8 Horror Films You Need To Watch Before ‘The Witch’

The Witch is due for release on February 19th and horror enthusiasts are biting at the lip to see it. So far the critics have described it as utterly terrifying and hauntingly beautiful. Whilst we wait with anticipation for its release, let’s look at the horror films that creeped us the f*ck out and they may just help us prepare our pants for what will go down in The Witch. 

 

1. The Exorcist.

There is nothing quite like a little girl possessed by a demon. The Exorcist is a classic horror film because it goes against the grain of society. Green vomit, 360 degree spinning heads, walking down the stairs backwards and the line “Do you know what she did?
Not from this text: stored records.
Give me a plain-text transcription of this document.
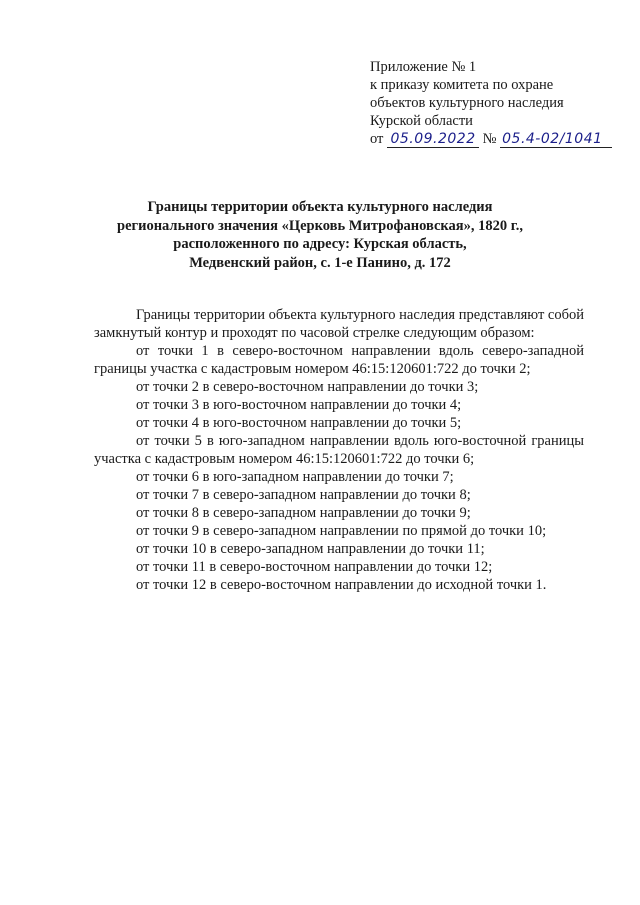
Приложение № 1
к приказу комитета по охране
объектов культурного наследия
Курской области
от 05.09.2022 № 05.4-02/1041
Границы территории объекта культурного наследия
регионального значения «Церковь Митрофановская», 1820 г.,
расположенного по адресу: Курская область,
Медвенский район, с. 1-е Панино, д. 172

Границы территории объекта культурного наследия представляют собой замкнутый контур и проходят по часовой стрелке следующим образом:

от точки 1 в северо-восточном направлении вдоль северо-западной границы участка с кадастровым номером 46:15:120601:722 до точки 2;

от точки 2 в северо-восточном направлении до точки 3;

от точки 3 в юго-восточном направлении до точки 4;

от точки 4 в юго-восточном направлении до точки 5;

от точки 5 в юго-западном направлении вдоль юго-восточной границы участка с кадастровым номером 46:15:120601:722 до точки 6;

от точки 6 в юго-западном направлении до точки 7;

от точки 7 в северо-западном направлении до точки 8;

от точки 8 в северо-западном направлении до точки 9;

от точки 9 в северо-западном направлении по прямой до точки 10;

от точки 10 в северо-западном направлении до точки 11;

от точки 11 в северо-восточном направлении до точки 12;

от точки 12 в северо-восточном направлении до исходной точки 1.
Your c**ting daughter!” It has everything that is simply mortifying in it, especially the scene with the “bloody cross”. You know that would have required stitches.

 

2. The Blair Witch Project.

You may have heard it time and time before, but the The Blair Witch Project is one of the best horror films of all time…and you don’t even see a witch in it. The film works because it plays on people’s imagination. We are imagining what the witch looks like. We are imagining that there are lost children in the woods. We are imagining that the crying lady will eventually find a Kleenex. When we are left to our imaginations it tends to be scarier than visual reality.

 

3. The Babadook.

A child’s book starts to predict terrible things and then those terrible things start to happen. Most of this Australian horror film is shot in an old two-storied house with a mother and son. The mother seems to be going crazy and the son appears to be a little sh*t… BUT all is not as it seems in this twisted horror that will have you checking the closet before bedtime.

4. The Mist.

“The end will come, not in flames, but in mist.” Just the very idea of a mist that encapsulates a small town is freaky. Next minute, giant alien bugs come out to eat people and cover them in weird spider webs. The director Frank Darabont knows what he is doing and he does it so well. Also the film’s score makes it as suspenseful as waiting for what Kanye West is about to say next.

 

5. Insidious.

Oh hell nah. Ohhh hell to the nah. Ohhh hell to the nah nah nah nah nah nah. Old ladies scare us, actually so do children – so Insidious will make you literally crap your pants because there are both of those things in this film. One more thing, you won’t ever be able to listen to the song “Tiptoe Through The Tulips” ever again. Not that you would just casually throw on that song anyway because it is sung by a super creepy guy.

6. Sinister.

Hmm yeah it doesn’t pay to write about scary things because scary things may just happen to you. Ethan Hawke plays a washed up crime writer trying to write his comeback novel. When he finds a box of super 8 films he realizes that they may be the missing piece to his research. Initially you go into the film thinking that it is going to a mediocre horror, but becomes surprisingly unnerving.

 

7. Drag Me To Hell.

When an old woman casts a spell to evict someone out of her out of her house, sh*t goes down. Evil forces start to take their toll on the poor gal and she becomes desperate to save her doomed soul. It is infused with comedic moments which makes it somewhat of a good time. However the rest of the time your hands are in front of your eyes, which is always the best way to watch a horror film.

8. The Visit.

Do not be put off by the fact that it is written and directed by M. Night Shyamalan. The Six Sense was good, Signs was good, it was just all his other films that were trash. The Visit is filmed from a first person point of view and initially it had the tendency to be another rip off of The Blair Witch Project. However, it manages to save itself with a smart story line. Two kids go to stay with their grandparents that they have never met before and what starts off with fun and games soon turns into a creeping under the house nightmare.

 

Now that you have prepared your pants… Get ready for the The Witch on February 19th.